At least CNN accurately reported the 30,000 attendance. But they failed to mention that Trump’s campaign team altered the venue late Thursday from Mobile’s approximately 2,000 seat Civic Center to the 40,000 Ladd-Peebles Stadium. Notice also that the CNN reporter couldn’t help but snark that the stadium was “a venue normally home to high school games.” While the stadium does host some of the bigger local high school football playoff games (and high school football is very big in Alabama), it is actually principally a college football venue, being the home stadium of the University of South Alabama football team and the GoDaddy Bowl.
The New York Times, as usual, couldn’t resist spinning and twisting the facts in its effort to make Trump (as with all things GOP) look as bad as possible, its headline reading “Donald Trump Fails to Fill Alabama Stadium, But Fans’ Zeal is Undiminished”:
Before Donald J. Trump arrived at a college football stadium here on Friday evening, the colorful guessing games that often accompany his campaign were very much in the air.
Would Mr. Trump actually fill all of the tens of thousands of seats at Ladd-Peebles Stadium, the home field for the University of South Alabama Jaguars? How would one of the largest cities in one of the country’s most conservative states respond to a candidate whose bombast and brashness can sometimes seem limitless? Would Mr. Trump wear a “Make America Great Again” baseball hat, perhaps to conceal the effects of the wilting Gulf Coast heat and humidity on his much-remarked-upon mane?
As usual, the answers — no, loudly and yes — came amid the trademark gusto of both Mr. Trump’s personality and his evolving campaign for the presidency.
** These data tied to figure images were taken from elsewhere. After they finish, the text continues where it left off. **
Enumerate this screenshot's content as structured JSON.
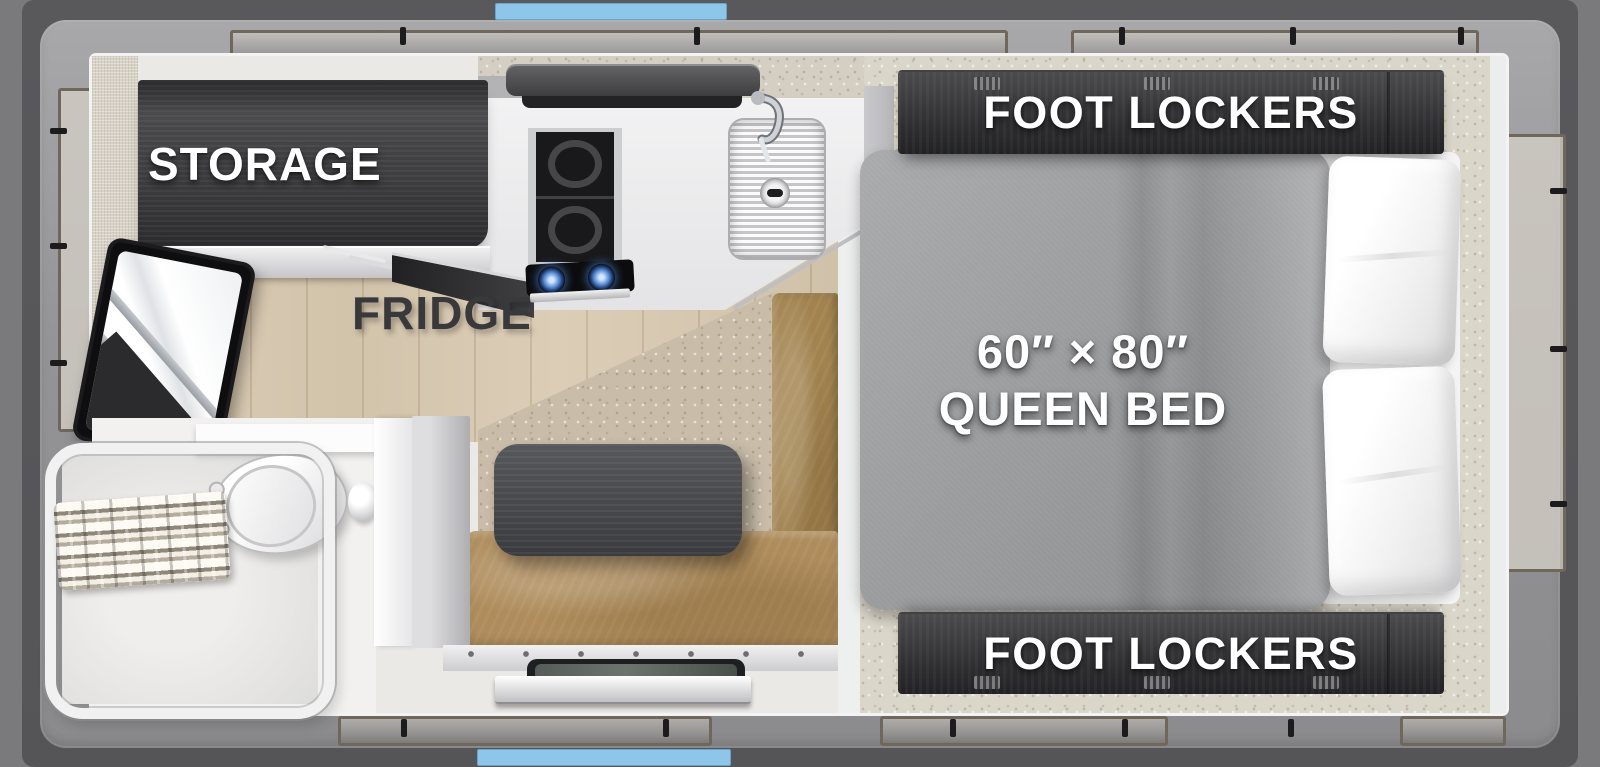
{
  "floorplan": {
    "labels": {
      "storage": "STORAGE",
      "fridge": "FRIDGE",
      "foot_lockers_top": "FOOT LOCKERS",
      "foot_lockers_bottom": "FOOT LOCKERS",
      "bed_size": "60″ × 80″",
      "bed_type": "QUEEN BED"
    },
    "colors": {
      "accent_blue": "#8EC6EA",
      "shell_gray": "#57575A",
      "wall_band_gray": "#939395",
      "cabinet_dark": "#343437",
      "bench_tan": "#AE8C5B",
      "mattress_gray": "#9B9C9E",
      "carpet_beige": "#C9BCA9",
      "wood_floor_tan": "#D8C9B2",
      "window_frame_taupe": "#6F675C"
    },
    "fixtures": [
      "storage-cabinet",
      "tv",
      "range-hood",
      "oven",
      "cooktop-burners",
      "sink",
      "faucet",
      "dinette-table",
      "bench-seat",
      "carpet",
      "wood-floor",
      "toilet",
      "shower-enclosure",
      "accordion-door",
      "entry-step",
      "queen-bed",
      "pillows",
      "foot-lockers",
      "windows"
    ]
  }
}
“Now I know how the great Billy Graham felt, because this is the same feeling,” Mr. Trump, referring to the celebrated evangelist, thundered from a stage built for the night’s rally, where the vast stretches of empty seats indicated that attendance had fallen short of the more than 30,000 people he had predicted.
Aside from the fact that the New York Times reporter, Alan Blinder (apt name), didn’t realize that his piece had asked three questions but proceeded to answer only two “no, loudly and yes,” he answered his initial, irrelevant question about filling the stadium “no.” Mr. Blinder felt the need to go even further and “report” that there were “vast stretches of empty seats” and that “attendance had fallen short of the more than 30,000 people he had predicted.”
The title of the New York Times’ piece and its failure to mention the last-minute venue change leaves the reader with the distinct impression that Trump had planned a rally in a large stadium all along, and had miserably and embarrassingly failed to fill it. This, of course, is 180 degrees from the actual truth. Can you imagine how the Times would have slobbered all over itself if Hillary Clinton had scheduled a rally in a 2,000 seat venue and, due to overwhelming interest, had changed the venue at the last minute to a 40,000 seat stadium, filling 30,000 of the seats? The Times would have been so excited it would have wet itself.
Look, whether you’re a fan of Trump or not isn’t the point here. The point is that, love him or hate him, the man is drawing unexpectedly large crowds, which is something no other Democrat or GOP candidate is doing. When reporters can’t seem to report this simple fact accurately, we all realize (once again) that we are being treated like little children who need to be “protected” by those who think they know better.